Кажется, если бы хоть одна сотая полученных впечатлений была внедрена в практику сельского хозяйства Советского Союза, он до сих пор бы процветал, и Горбачеву вряд ли бы пришлось затевать перестройку. Но если мы не — смогли воспользоваться полезным опытом капитализма при строительстве коммунизма, то почему же он так же плохо помогает нам строить тот же капитализм?
Наиболее ответственные делегации посол Егорычев приглашал в посольство, где по утрам на читку местной прессы собирался весь дипломатический персонал, ответственные руководители других ведомств, журналисты. Эти «утренние молитвы» использовались также для проведения совещаний на злободневные темы. Чаще всех присутствовала тема бдительности и соблюдения норм поведения советских граждан за границей.

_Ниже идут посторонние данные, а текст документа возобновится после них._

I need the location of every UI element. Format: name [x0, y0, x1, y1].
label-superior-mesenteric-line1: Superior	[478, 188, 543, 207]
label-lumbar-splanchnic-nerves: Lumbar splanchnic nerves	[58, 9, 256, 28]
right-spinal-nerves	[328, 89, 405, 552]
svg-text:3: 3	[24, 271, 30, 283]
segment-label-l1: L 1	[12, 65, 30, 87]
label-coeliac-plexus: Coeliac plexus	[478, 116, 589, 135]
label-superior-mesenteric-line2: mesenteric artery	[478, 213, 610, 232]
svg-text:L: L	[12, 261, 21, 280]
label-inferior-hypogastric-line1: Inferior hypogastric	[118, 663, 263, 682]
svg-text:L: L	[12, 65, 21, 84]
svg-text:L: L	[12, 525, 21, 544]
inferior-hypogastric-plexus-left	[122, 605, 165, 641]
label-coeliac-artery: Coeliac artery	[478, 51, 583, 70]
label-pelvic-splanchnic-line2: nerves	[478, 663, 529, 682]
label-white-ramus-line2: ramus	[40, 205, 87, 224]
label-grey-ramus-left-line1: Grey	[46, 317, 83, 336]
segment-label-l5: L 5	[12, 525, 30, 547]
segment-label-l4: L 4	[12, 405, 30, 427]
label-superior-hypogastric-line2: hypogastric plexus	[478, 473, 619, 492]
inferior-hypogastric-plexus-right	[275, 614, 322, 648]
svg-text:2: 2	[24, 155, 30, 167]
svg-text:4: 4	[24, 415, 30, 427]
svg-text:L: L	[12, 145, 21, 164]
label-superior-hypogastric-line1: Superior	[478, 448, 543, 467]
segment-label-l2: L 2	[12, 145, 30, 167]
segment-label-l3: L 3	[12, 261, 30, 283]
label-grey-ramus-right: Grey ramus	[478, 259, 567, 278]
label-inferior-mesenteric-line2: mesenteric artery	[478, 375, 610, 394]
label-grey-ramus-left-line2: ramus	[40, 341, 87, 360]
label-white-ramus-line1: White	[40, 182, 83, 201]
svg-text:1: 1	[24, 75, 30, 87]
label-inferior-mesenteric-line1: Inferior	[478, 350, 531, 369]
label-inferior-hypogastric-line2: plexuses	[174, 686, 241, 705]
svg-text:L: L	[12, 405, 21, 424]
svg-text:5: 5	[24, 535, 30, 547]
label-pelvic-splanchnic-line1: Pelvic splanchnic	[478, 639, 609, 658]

В кабинет посла набивалось до сорока—пятидесяти мужиков, и «молитва» превращалась в настоящую баню, потому что окна кабинета наглухо закрывались, чтобы противник не мог подслушать выступления обремененных секретами докладчиков из Москвы. Воздух вентилировался слабо, через двадцать минут кислород полностью замещался углекислым газом, и почтенные загранработники, как рыбы на берегу, хватали воздух ртом и еле успевали вытирать пот с крутых лбов.
Посол полагал, что обмен мнениями с ответственными чиновниками из Союза должен был способствовать высоким целям воспитания людей, их объективного информирования в условиях ежечасно противостоящей им наглядной буржуазной пропаганды, сплошь и рядом грубо искажающей советскую действительность.
Резонанс от новых советских мирных инициатив был столь велик, что его не удалось умолчать, несмотря на полное умалчивание.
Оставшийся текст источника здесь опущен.